• Boek 2 Artikel 317 (2:317 BW)

    Besluit tot fusie

    1. Het besluit tot fusie wordt genomen door de algemene vergadering; in een stichting wordt het besluit genomen door degene die de statuten mag wijzigen of, als geen ander dat mag, door het bestuur. Het besluit mag niet afwijken van het voorstel tot fusie.
    2. Een besluit tot fusie kan eerst worden genomen na verloop van een maand na de dag waarop alle fuserende rechtspersonen de nederlegging of openbaarmaking van het voorstel tot fusie hebben aangekondigd.

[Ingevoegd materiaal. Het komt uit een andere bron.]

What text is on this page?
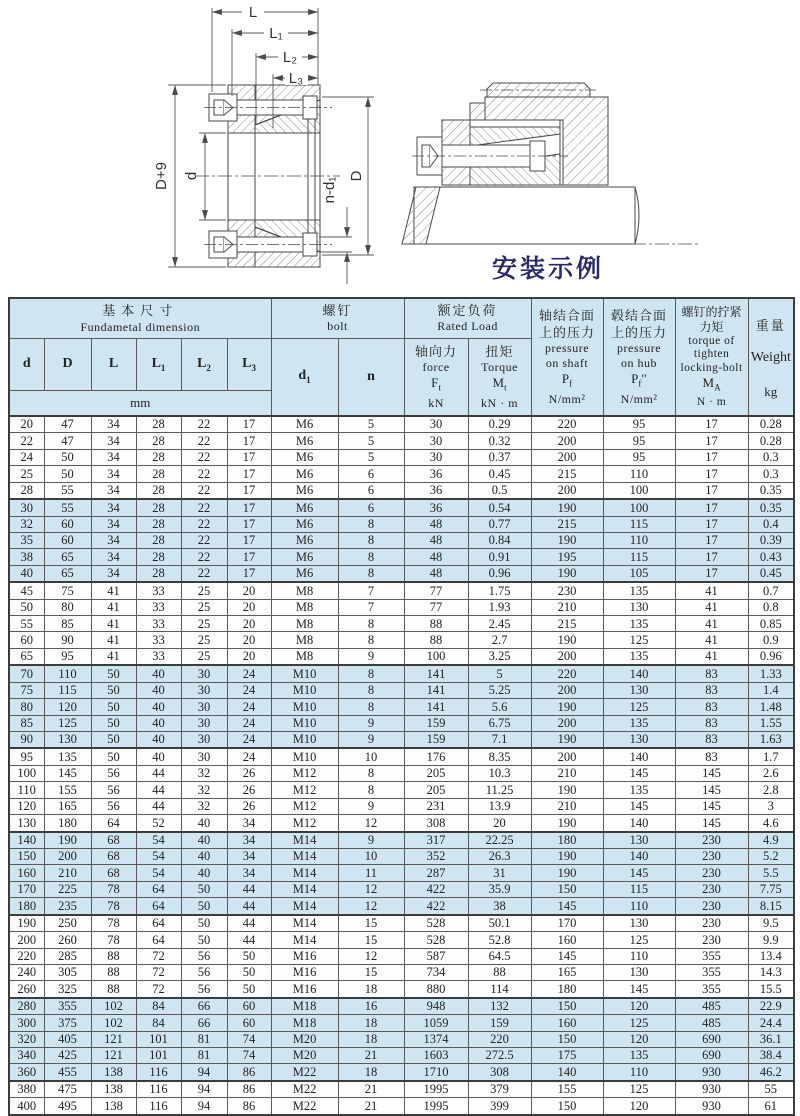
L
L₁
L₂
L₃
D+9 d	D
n-d₁
安装示例
基本尺寸
Fundametal dimension

螺钉
bolt

额定负荷
Rated Load

轴结合面
上的压力
pressure
on shaft
$P_f$
N/mm²

毂结合面
上的压力
pressure
on hub
$P_f''$
N/mm²

螺钉的拧紧
力矩
torque of
tighten
locking-bolt
$M_A$
N · m

重量
Weight
kg

d	D	L	$L_1$	$L_2$	$L_3$	$d_1$	n	
轴向力
force
$F_t$
kN

扭矩
Torque
$M_t$
kN · m

mm													
20	47	34	28	22	17	M6	5	30	0.29	220	95	17	0.28
22	47	34	28	22	17	M6	5	30	0.32	200	95	17	0.28
24	50	34	28	22	17	M6	5	30	0.37	200	95	17	0.3
25	50	34	28	22	17	M6	6	36	0.45	215	110	17	0.3
28	55	34	28	22	17	M6	6	36	0.5	200	100	17	0.35
30	55	34	28	22	17	M6	6	36	0.54	190	100	17	0.35
32	60	34	28	22	17	M6	8	48	0.77	215	115	17	0.4
35	60	34	28	22	17	M6	8	48	0.84	190	110	17	0.39
38	65	34	28	22	17	M6	8	48	0.91	195	115	17	0.43
40	65	34	28	22	17	M6	8	48	0.96	190	105	17	0.45
45	75	41	33	25	20	M8	7	77	1.75	230	135	41	0.7
50	80	41	33	25	20	M8	7	77	1.93	210	130	41	0.8
55	85	41	33	25	20	M8	8	88	2.45	215	135	41	0.85
60	90	41	33	25	20	M8	8	88	2.7	190	125	41	0.9
65	95	41	33	25	20	M8	9	100	3.25	200	135	41	0.96
70	110	50	40	30	24	M10	8	141	5	220	140	83	1.33
75	115	50	40	30	24	M10	8	141	5.25	200	130	83	1.4
80	120	50	40	30	24	M10	8	141	5.6	190	125	83	1.48
85	125	50	40	30	24	M10	9	159	6.75	200	135	83	1.55
90	130	50	40	30	24	M10	9	159	7.1	190	130	83	1.63
95	135	50	40	30	24	M10	10	176	8.35	200	140	83	1.7
100	145	56	44	32	26	M12	8	205	10.3	210	145	145	2.6
110	155	56	44	32	26	M12	8	205	11.25	190	135	145	2.8
120	165	56	44	32	26	M12	9	231	13.9	210	145	145	3
130	180	64	52	40	34	M12	12	308	20	190	140	145	4.6
140	190	68	54	40	34	M14	9	317	22.25	180	130	230	4.9
150	200	68	54	40	34	M14	10	352	26.3	190	140	230	5.2
160	210	68	54	40	34	M14	11	287	31	190	145	230	5.5
170	225	78	64	50	44	M14	12	422	35.9	150	115	230	7.75
180	235	78	64	50	44	M14	12	422	38	145	110	230	8.15
190	250	78	64	50	44	M14	15	528	50.1	170	130	230	9.5
200	260	78	64	50	44	M14	15	528	52.8	160	125	230	9.9
220	285	88	72	56	50	M16	12	587	64.5	145	110	355	13.4
240	305	88	72	56	50	M16	15	734	88	165	130	355	14.3
260	325	88	72	56	50	M16	18	880	114	180	145	355	15.5
280	355	102	84	66	60	M18	16	948	132	150	120	485	22.9
300	375	102	84	66	60	M18	18	1059	159	160	125	485	24.4
320	405	121	101	81	74	M20	18	1374	220	150	120	690	36.1
340	425	121	101	81	74	M20	21	1603	272.5	175	135	690	38.4
360	455	138	116	94	86	M22	18	1710	308	140	110	930	46.2
380	475	138	116	94	86	M22	21	1995	379	155	125	930	55
400	495	138	116	94	86	M22	21	1995	399	150	120	930	61
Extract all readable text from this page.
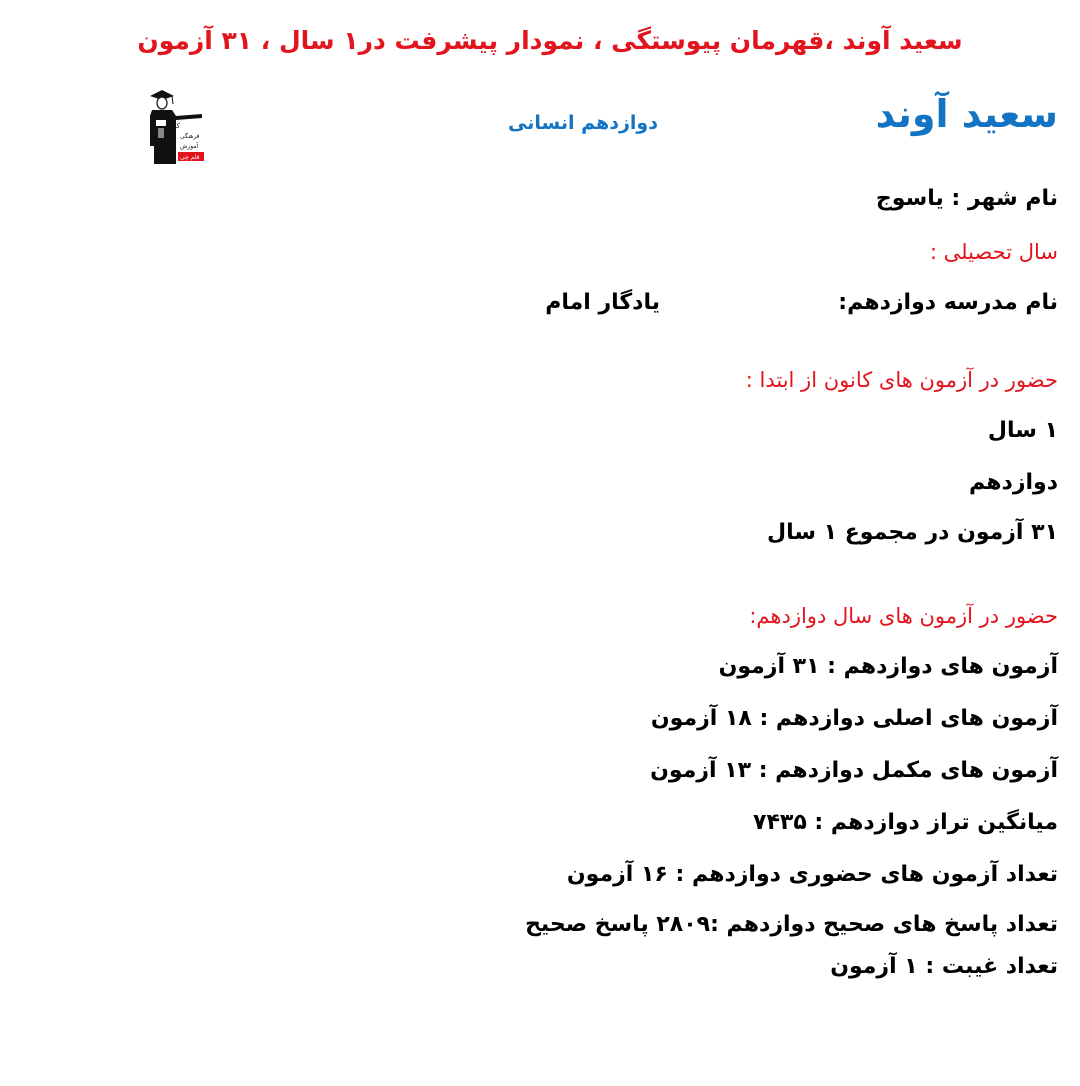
سعید آوند ،قهرمان پیوستگی ، نمودار پیشرفت در۱ سال ، ۳۱ آزمون
سعید آوند
دوازدهم انسانی
کانون
فرهنگی
آموزش
قلم چی
نام شهر : یاسوج
سال تحصیلی :
نام مدرسه دوازدهم:
یادگار امام
حضور در آزمون های کانون از ابتدا :
۱ سال
دوازدهم
۳۱ آزمون در مجموع ۱ سال
حضور در آزمون های سال دوازدهم:
آزمون های دوازدهم : ۳۱ آزمون
آزمون های اصلی دوازدهم : ۱۸ آزمون
آزمون های مکمل دوازدهم : ۱۳ آزمون
میانگین تراز دوازدهم : ۷۴۳۵
تعداد آزمون های حضوری دوازدهم : ۱۶ آزمون
تعداد پاسخ های صحیح دوازدهم :۲۸۰۹ پاسخ صحیح
تعداد غیبت : ۱ آزمون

    3. Een besluit tot fusie wordt genomen op dezelfde wijze als een besluit tot wijziging van de statuten. Vereist de wet voor een besluit tot statutenwijziging de instemming van alle aandeelhouders of bepaalde aandeelhouders, dan geldt dit ook voor het besluit tot fusie. Vereisen de statuten hiervoor goedkeuring, dan geldt dit ook voor het besluit tot fusie. Vereisen de statuten voor de wijziging van afzonderlijke bepalingen verschillende meerderheden, dan is voor een besluit tot fusie de grootste daarvan vereist, en sluiten de statuten wijziging van bepalingen uit, dan zijn de stemmen van alle stemgerechtigde leden of aandeelhouders vereist; een en ander tenzij die bepalingen na de fusie onverminderd zullen gelden.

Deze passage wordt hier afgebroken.